The path toward greater clarity depends on making distinctions, e.g., distinguishing the introduction (origination) process from classical mutation pressure (across infinitely many copies of an allele in a population) and from origin pressure (across infinitely many loci). The reason to distinguish these, again, is that they behave differently, so that the rules for reasoning about one kind of causal process are different from the rules for reasoning about another.
Likewise, one must bear in mind that biological processes are not the same as the operators in models or mathematical formalisms, which capture only some of implications of biological processes for evolution. The classic conception of forces in population genetics includes a thing with the label “mutation” (and another thing with the label “selection”), but this thing does not have all the same implications as the biological process with the label “mutation.”
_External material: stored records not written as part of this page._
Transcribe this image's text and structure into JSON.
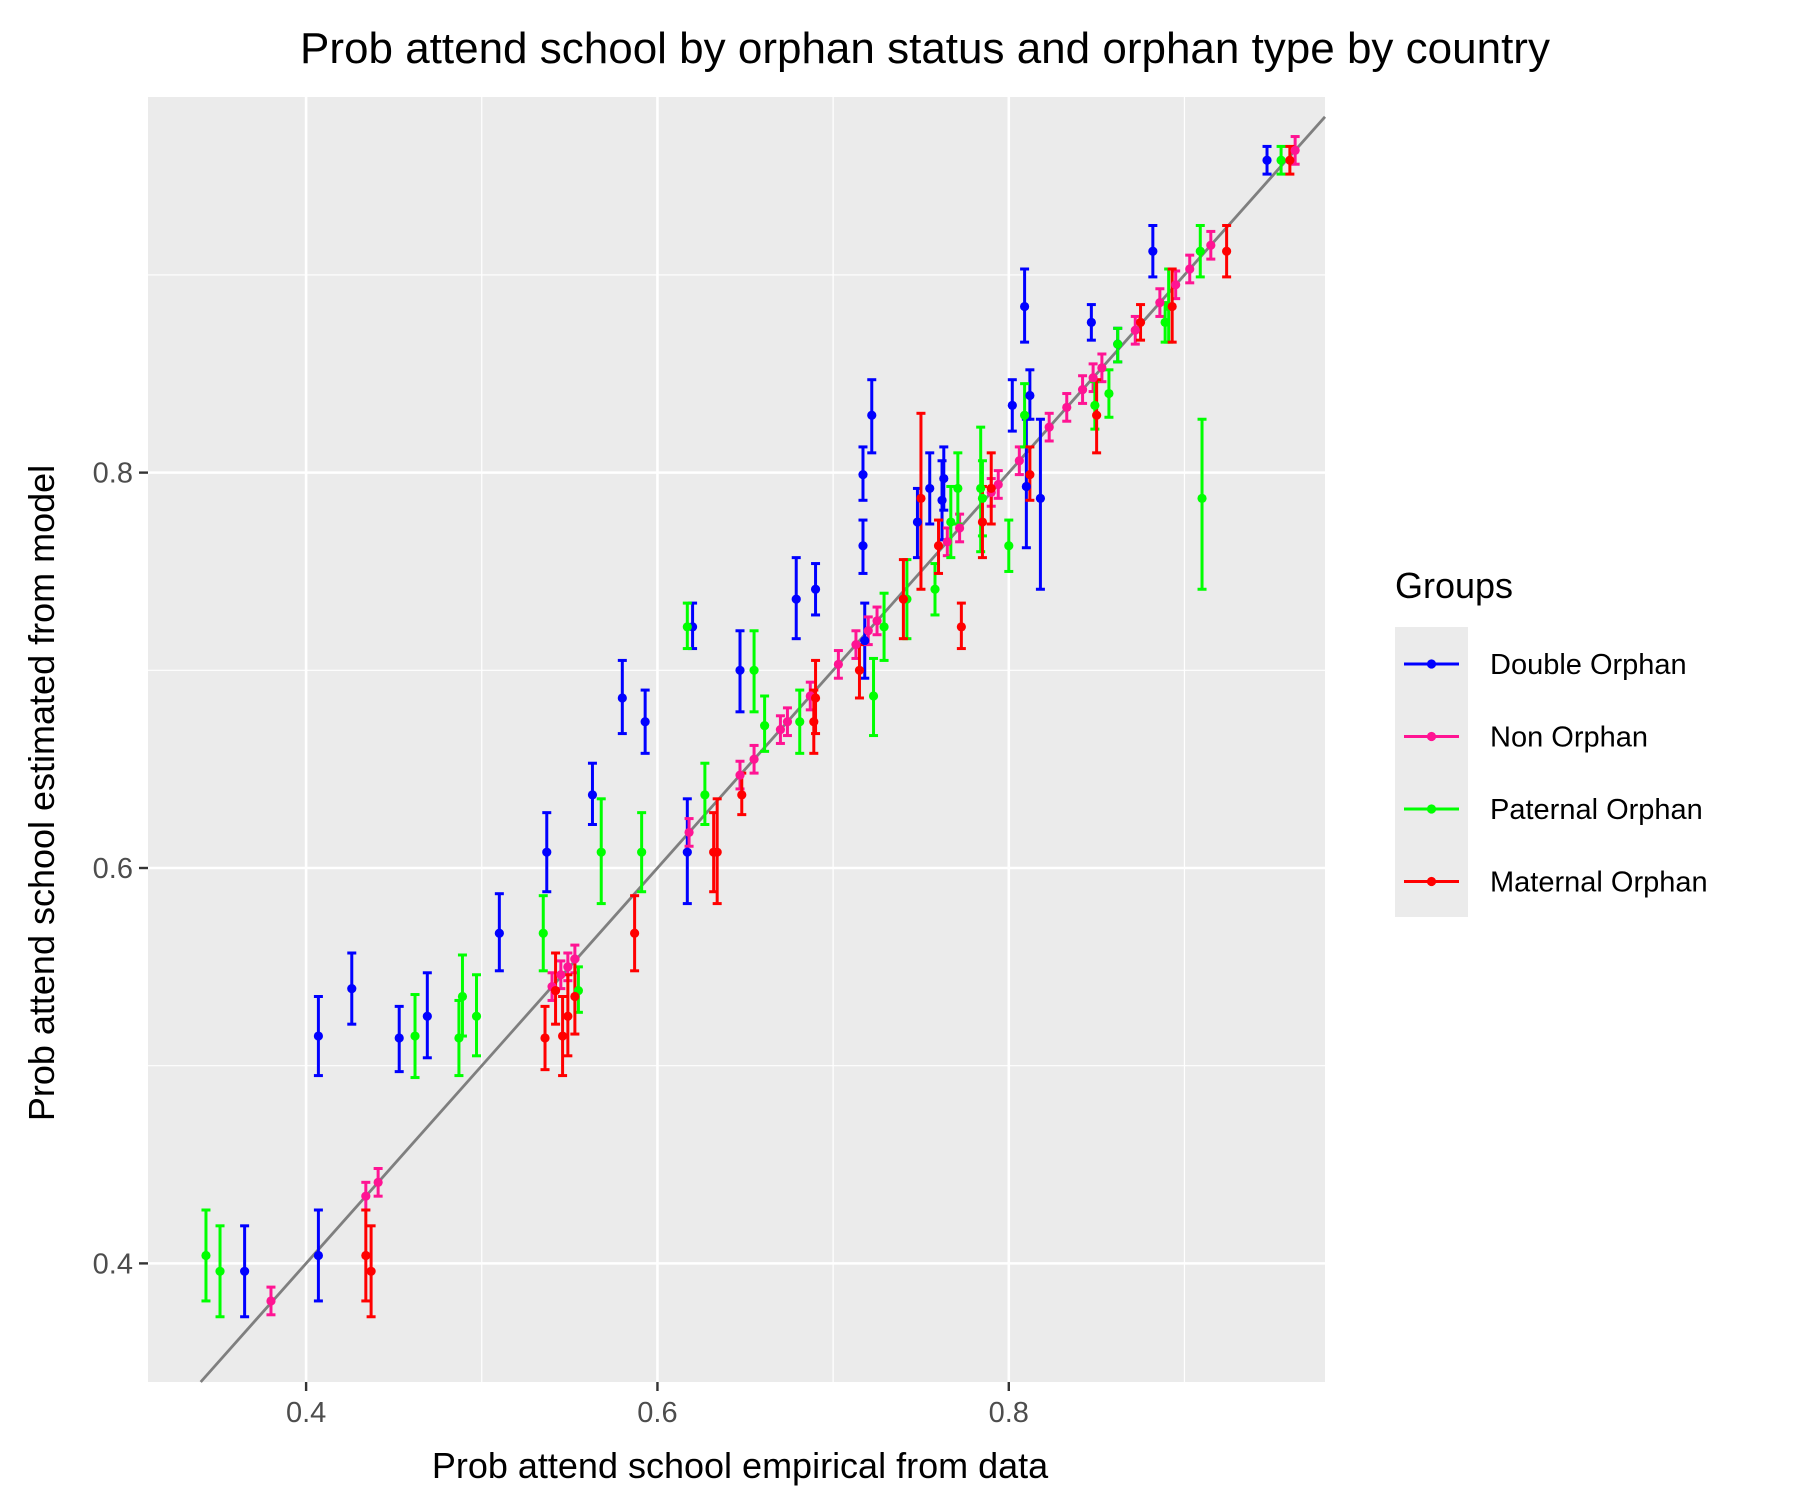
{
  "chart_data": {
    "type": "scatter",
    "title": "Prob attend school by orphan status and orphan type by country",
    "xlabel": "Prob attend school empirical from data",
    "ylabel": "Prob attend school estimated from model",
    "xlim": [
      0.31,
      0.98
    ],
    "ylim": [
      0.34,
      0.99
    ],
    "x_ticks": [
      0.4,
      0.6,
      0.8
    ],
    "x_tick_labels": [
      "0.4",
      "0.6",
      "0.8"
    ],
    "y_ticks": [
      0.4,
      0.6,
      0.8
    ],
    "y_tick_labels": [
      "0.4",
      "0.6",
      "0.8"
    ],
    "grid": true,
    "background": "#ebebeb",
    "reference_line": {
      "slope": 1,
      "intercept": 0,
      "color": "#7f7f7f"
    },
    "legend": {
      "title": "Groups",
      "position": "right"
    },
    "series": [
      {
        "name": "Double Orphan",
        "color": "#0000ff",
        "points": [
          {
            "x": 0.365,
            "y": 0.396,
            "lo": 0.373,
            "hi": 0.419
          },
          {
            "x": 0.407,
            "y": 0.404,
            "lo": 0.381,
            "hi": 0.427
          },
          {
            "x": 0.407,
            "y": 0.515,
            "lo": 0.495,
            "hi": 0.535
          },
          {
            "x": 0.426,
            "y": 0.539,
            "lo": 0.521,
            "hi": 0.557
          },
          {
            "x": 0.453,
            "y": 0.514,
            "lo": 0.497,
            "hi": 0.53
          },
          {
            "x": 0.469,
            "y": 0.525,
            "lo": 0.504,
            "hi": 0.547
          },
          {
            "x": 0.51,
            "y": 0.567,
            "lo": 0.548,
            "hi": 0.587
          },
          {
            "x": 0.537,
            "y": 0.608,
            "lo": 0.588,
            "hi": 0.628
          },
          {
            "x": 0.563,
            "y": 0.637,
            "lo": 0.622,
            "hi": 0.653
          },
          {
            "x": 0.58,
            "y": 0.686,
            "lo": 0.668,
            "hi": 0.705
          },
          {
            "x": 0.593,
            "y": 0.674,
            "lo": 0.658,
            "hi": 0.69
          },
          {
            "x": 0.617,
            "y": 0.608,
            "lo": 0.582,
            "hi": 0.635
          },
          {
            "x": 0.62,
            "y": 0.722,
            "lo": 0.711,
            "hi": 0.734
          },
          {
            "x": 0.647,
            "y": 0.7,
            "lo": 0.679,
            "hi": 0.72
          },
          {
            "x": 0.679,
            "y": 0.736,
            "lo": 0.716,
            "hi": 0.757
          },
          {
            "x": 0.69,
            "y": 0.741,
            "lo": 0.728,
            "hi": 0.754
          },
          {
            "x": 0.717,
            "y": 0.799,
            "lo": 0.786,
            "hi": 0.813
          },
          {
            "x": 0.717,
            "y": 0.763,
            "lo": 0.749,
            "hi": 0.776
          },
          {
            "x": 0.718,
            "y": 0.715,
            "lo": 0.696,
            "hi": 0.734
          },
          {
            "x": 0.722,
            "y": 0.829,
            "lo": 0.81,
            "hi": 0.847
          },
          {
            "x": 0.748,
            "y": 0.775,
            "lo": 0.757,
            "hi": 0.792
          },
          {
            "x": 0.755,
            "y": 0.792,
            "lo": 0.774,
            "hi": 0.81
          },
          {
            "x": 0.762,
            "y": 0.786,
            "lo": 0.766,
            "hi": 0.806
          },
          {
            "x": 0.763,
            "y": 0.797,
            "lo": 0.781,
            "hi": 0.813
          },
          {
            "x": 0.802,
            "y": 0.834,
            "lo": 0.821,
            "hi": 0.847
          },
          {
            "x": 0.809,
            "y": 0.884,
            "lo": 0.866,
            "hi": 0.903
          },
          {
            "x": 0.81,
            "y": 0.793,
            "lo": 0.762,
            "hi": 0.827
          },
          {
            "x": 0.812,
            "y": 0.839,
            "lo": 0.827,
            "hi": 0.852
          },
          {
            "x": 0.818,
            "y": 0.787,
            "lo": 0.741,
            "hi": 0.827
          },
          {
            "x": 0.847,
            "y": 0.876,
            "lo": 0.867,
            "hi": 0.885
          },
          {
            "x": 0.862,
            "y": 0.865,
            "lo": 0.856,
            "hi": 0.873
          },
          {
            "x": 0.882,
            "y": 0.912,
            "lo": 0.899,
            "hi": 0.925
          },
          {
            "x": 0.947,
            "y": 0.958,
            "lo": 0.951,
            "hi": 0.965
          }
        ]
      },
      {
        "name": "Non Orphan",
        "color": "#ff1493",
        "points": [
          {
            "x": 0.38,
            "y": 0.381,
            "lo": 0.374,
            "hi": 0.388
          },
          {
            "x": 0.434,
            "y": 0.434,
            "lo": 0.427,
            "hi": 0.441
          },
          {
            "x": 0.441,
            "y": 0.441,
            "lo": 0.434,
            "hi": 0.448
          },
          {
            "x": 0.54,
            "y": 0.54,
            "lo": 0.533,
            "hi": 0.547
          },
          {
            "x": 0.545,
            "y": 0.546,
            "lo": 0.539,
            "hi": 0.553
          },
          {
            "x": 0.549,
            "y": 0.55,
            "lo": 0.543,
            "hi": 0.557
          },
          {
            "x": 0.553,
            "y": 0.554,
            "lo": 0.547,
            "hi": 0.561
          },
          {
            "x": 0.618,
            "y": 0.618,
            "lo": 0.611,
            "hi": 0.625
          },
          {
            "x": 0.647,
            "y": 0.647,
            "lo": 0.64,
            "hi": 0.654
          },
          {
            "x": 0.655,
            "y": 0.655,
            "lo": 0.648,
            "hi": 0.662
          },
          {
            "x": 0.67,
            "y": 0.67,
            "lo": 0.663,
            "hi": 0.677
          },
          {
            "x": 0.674,
            "y": 0.674,
            "lo": 0.667,
            "hi": 0.681
          },
          {
            "x": 0.687,
            "y": 0.687,
            "lo": 0.68,
            "hi": 0.694
          },
          {
            "x": 0.703,
            "y": 0.703,
            "lo": 0.696,
            "hi": 0.71
          },
          {
            "x": 0.713,
            "y": 0.713,
            "lo": 0.706,
            "hi": 0.72
          },
          {
            "x": 0.72,
            "y": 0.72,
            "lo": 0.713,
            "hi": 0.727
          },
          {
            "x": 0.725,
            "y": 0.725,
            "lo": 0.718,
            "hi": 0.732
          },
          {
            "x": 0.765,
            "y": 0.765,
            "lo": 0.758,
            "hi": 0.772
          },
          {
            "x": 0.772,
            "y": 0.772,
            "lo": 0.765,
            "hi": 0.779
          },
          {
            "x": 0.79,
            "y": 0.79,
            "lo": 0.783,
            "hi": 0.797
          },
          {
            "x": 0.794,
            "y": 0.794,
            "lo": 0.787,
            "hi": 0.801
          },
          {
            "x": 0.806,
            "y": 0.806,
            "lo": 0.799,
            "hi": 0.813
          },
          {
            "x": 0.823,
            "y": 0.823,
            "lo": 0.816,
            "hi": 0.83
          },
          {
            "x": 0.833,
            "y": 0.833,
            "lo": 0.826,
            "hi": 0.84
          },
          {
            "x": 0.842,
            "y": 0.842,
            "lo": 0.835,
            "hi": 0.849
          },
          {
            "x": 0.848,
            "y": 0.848,
            "lo": 0.841,
            "hi": 0.855
          },
          {
            "x": 0.853,
            "y": 0.853,
            "lo": 0.846,
            "hi": 0.86
          },
          {
            "x": 0.872,
            "y": 0.872,
            "lo": 0.865,
            "hi": 0.879
          },
          {
            "x": 0.886,
            "y": 0.886,
            "lo": 0.879,
            "hi": 0.893
          },
          {
            "x": 0.895,
            "y": 0.895,
            "lo": 0.888,
            "hi": 0.902
          },
          {
            "x": 0.903,
            "y": 0.903,
            "lo": 0.896,
            "hi": 0.91
          },
          {
            "x": 0.915,
            "y": 0.915,
            "lo": 0.908,
            "hi": 0.922
          },
          {
            "x": 0.963,
            "y": 0.963,
            "lo": 0.956,
            "hi": 0.97
          }
        ]
      },
      {
        "name": "Paternal Orphan",
        "color": "#00ff00",
        "points": [
          {
            "x": 0.343,
            "y": 0.404,
            "lo": 0.381,
            "hi": 0.427
          },
          {
            "x": 0.351,
            "y": 0.396,
            "lo": 0.373,
            "hi": 0.419
          },
          {
            "x": 0.462,
            "y": 0.515,
            "lo": 0.494,
            "hi": 0.536
          },
          {
            "x": 0.487,
            "y": 0.514,
            "lo": 0.495,
            "hi": 0.533
          },
          {
            "x": 0.489,
            "y": 0.535,
            "lo": 0.515,
            "hi": 0.556
          },
          {
            "x": 0.497,
            "y": 0.525,
            "lo": 0.505,
            "hi": 0.546
          },
          {
            "x": 0.535,
            "y": 0.567,
            "lo": 0.548,
            "hi": 0.586
          },
          {
            "x": 0.555,
            "y": 0.538,
            "lo": 0.527,
            "hi": 0.55
          },
          {
            "x": 0.568,
            "y": 0.608,
            "lo": 0.582,
            "hi": 0.635
          },
          {
            "x": 0.591,
            "y": 0.608,
            "lo": 0.588,
            "hi": 0.628
          },
          {
            "x": 0.617,
            "y": 0.722,
            "lo": 0.711,
            "hi": 0.734
          },
          {
            "x": 0.627,
            "y": 0.637,
            "lo": 0.622,
            "hi": 0.653
          },
          {
            "x": 0.655,
            "y": 0.7,
            "lo": 0.679,
            "hi": 0.72
          },
          {
            "x": 0.661,
            "y": 0.672,
            "lo": 0.659,
            "hi": 0.687
          },
          {
            "x": 0.681,
            "y": 0.674,
            "lo": 0.658,
            "hi": 0.69
          },
          {
            "x": 0.723,
            "y": 0.687,
            "lo": 0.667,
            "hi": 0.706
          },
          {
            "x": 0.729,
            "y": 0.722,
            "lo": 0.705,
            "hi": 0.739
          },
          {
            "x": 0.742,
            "y": 0.736,
            "lo": 0.716,
            "hi": 0.756
          },
          {
            "x": 0.758,
            "y": 0.741,
            "lo": 0.728,
            "hi": 0.754
          },
          {
            "x": 0.767,
            "y": 0.775,
            "lo": 0.757,
            "hi": 0.793
          },
          {
            "x": 0.771,
            "y": 0.792,
            "lo": 0.774,
            "hi": 0.81
          },
          {
            "x": 0.784,
            "y": 0.792,
            "lo": 0.76,
            "hi": 0.823
          },
          {
            "x": 0.785,
            "y": 0.787,
            "lo": 0.768,
            "hi": 0.806
          },
          {
            "x": 0.8,
            "y": 0.763,
            "lo": 0.75,
            "hi": 0.776
          },
          {
            "x": 0.809,
            "y": 0.829,
            "lo": 0.813,
            "hi": 0.845
          },
          {
            "x": 0.849,
            "y": 0.834,
            "lo": 0.822,
            "hi": 0.846
          },
          {
            "x": 0.857,
            "y": 0.84,
            "lo": 0.828,
            "hi": 0.852
          },
          {
            "x": 0.862,
            "y": 0.865,
            "lo": 0.856,
            "hi": 0.873
          },
          {
            "x": 0.889,
            "y": 0.876,
            "lo": 0.866,
            "hi": 0.886
          },
          {
            "x": 0.891,
            "y": 0.884,
            "lo": 0.866,
            "hi": 0.903
          },
          {
            "x": 0.909,
            "y": 0.912,
            "lo": 0.899,
            "hi": 0.925
          },
          {
            "x": 0.91,
            "y": 0.787,
            "lo": 0.741,
            "hi": 0.827
          },
          {
            "x": 0.955,
            "y": 0.958,
            "lo": 0.951,
            "hi": 0.965
          }
        ]
      },
      {
        "name": "Maternal Orphan",
        "color": "#ff0000",
        "points": [
          {
            "x": 0.434,
            "y": 0.404,
            "lo": 0.381,
            "hi": 0.427
          },
          {
            "x": 0.437,
            "y": 0.396,
            "lo": 0.373,
            "hi": 0.419
          },
          {
            "x": 0.536,
            "y": 0.514,
            "lo": 0.498,
            "hi": 0.53
          },
          {
            "x": 0.542,
            "y": 0.538,
            "lo": 0.521,
            "hi": 0.557
          },
          {
            "x": 0.546,
            "y": 0.515,
            "lo": 0.495,
            "hi": 0.535
          },
          {
            "x": 0.549,
            "y": 0.525,
            "lo": 0.505,
            "hi": 0.546
          },
          {
            "x": 0.553,
            "y": 0.535,
            "lo": 0.516,
            "hi": 0.554
          },
          {
            "x": 0.587,
            "y": 0.567,
            "lo": 0.548,
            "hi": 0.586
          },
          {
            "x": 0.632,
            "y": 0.608,
            "lo": 0.588,
            "hi": 0.628
          },
          {
            "x": 0.634,
            "y": 0.608,
            "lo": 0.582,
            "hi": 0.635
          },
          {
            "x": 0.648,
            "y": 0.637,
            "lo": 0.627,
            "hi": 0.648
          },
          {
            "x": 0.689,
            "y": 0.674,
            "lo": 0.658,
            "hi": 0.69
          },
          {
            "x": 0.69,
            "y": 0.686,
            "lo": 0.668,
            "hi": 0.705
          },
          {
            "x": 0.715,
            "y": 0.7,
            "lo": 0.686,
            "hi": 0.713
          },
          {
            "x": 0.74,
            "y": 0.736,
            "lo": 0.716,
            "hi": 0.756
          },
          {
            "x": 0.75,
            "y": 0.787,
            "lo": 0.741,
            "hi": 0.83
          },
          {
            "x": 0.76,
            "y": 0.763,
            "lo": 0.749,
            "hi": 0.776
          },
          {
            "x": 0.773,
            "y": 0.722,
            "lo": 0.711,
            "hi": 0.734
          },
          {
            "x": 0.785,
            "y": 0.775,
            "lo": 0.757,
            "hi": 0.793
          },
          {
            "x": 0.79,
            "y": 0.792,
            "lo": 0.774,
            "hi": 0.81
          },
          {
            "x": 0.812,
            "y": 0.799,
            "lo": 0.786,
            "hi": 0.813
          },
          {
            "x": 0.85,
            "y": 0.829,
            "lo": 0.81,
            "hi": 0.847
          },
          {
            "x": 0.875,
            "y": 0.876,
            "lo": 0.867,
            "hi": 0.885
          },
          {
            "x": 0.893,
            "y": 0.884,
            "lo": 0.866,
            "hi": 0.903
          },
          {
            "x": 0.924,
            "y": 0.912,
            "lo": 0.899,
            "hi": 0.925
          },
          {
            "x": 0.96,
            "y": 0.958,
            "lo": 0.951,
            "hi": 0.965
          }
        ]
      }
    ]
  }
}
Sources that fail to make such distinctions will mislead readers with the impression that every reference to mutation is a reference to exactly the same evolutionary theory, when this clearly is not the case.
- Fisher RA. 1930. The Genetical Theory of Natural Selection. London: Oxford University Press.
- Gould SJ. 2002. The Structure of Evolutionary Theory. Cambridge, Massachusetts: Harvard University Press.
- Haldane JBS. 1927. A mathematical theory of natural and artificial selection. V. Selection and mutation. Proc. Cam. Phil. Soc. 26:220-230.
- Haldane JBS. 1932. The Causes of Evolution. New York: Longmans, Green and Co.
- Haldane JBS. 1933. The part played by recurrent mutation in evolution. Am. Nat. 67:5-19.
- Kimura M. 1980. Average time until fixation of a mutant allele in a finite population under continued mutation pressure: Studies by analytical, numerical, and pseudo-sampling methods. Proc Natl Acad Sci U S A 77:522-526.
- Lynch M. 2007. The frailty of adaptive hypotheses for the origins of organismal complexity. Proc Natl Acad Sci U S A 104 Suppl 1:8597-8604.
- Provine WB. 1978. The role of mathematical population geneticists in the evolutionary synthesis of the 1930s and 1940s. Stud Hist Biol. 2:167-192.
- Shull AF. 1936. Evolution. New York: McGraw-Hill.
- Stoltzfus A. 2006. Mutationism and the Dual Causation of Evolutionary Change. Evol Dev 8:304-317.
- Yampolsky LY, Stoltzfus A. 2001. Bias in the introduction of variation as an orienting factor in evolution. Evol Dev 3:73-83.
Biased gene conversion is a newly recognized population-genetic force, non-identical with mutation, selection, or recombination. BGC is a conversion mechanism, not a replacement mechanism, but the formula for BGC is A1 + A2 –> A2 + A2, whereas the mutation formula is A1 –> A2. Similarly, the crossing-over formula is A1B1 + A2B2 –> A1B2 + A2B1. Thus, although the molecular operation of gene conversion is associated with cross-overs and with the machinery for recombination, the genetic operation of BGC is not the same thing as recombination.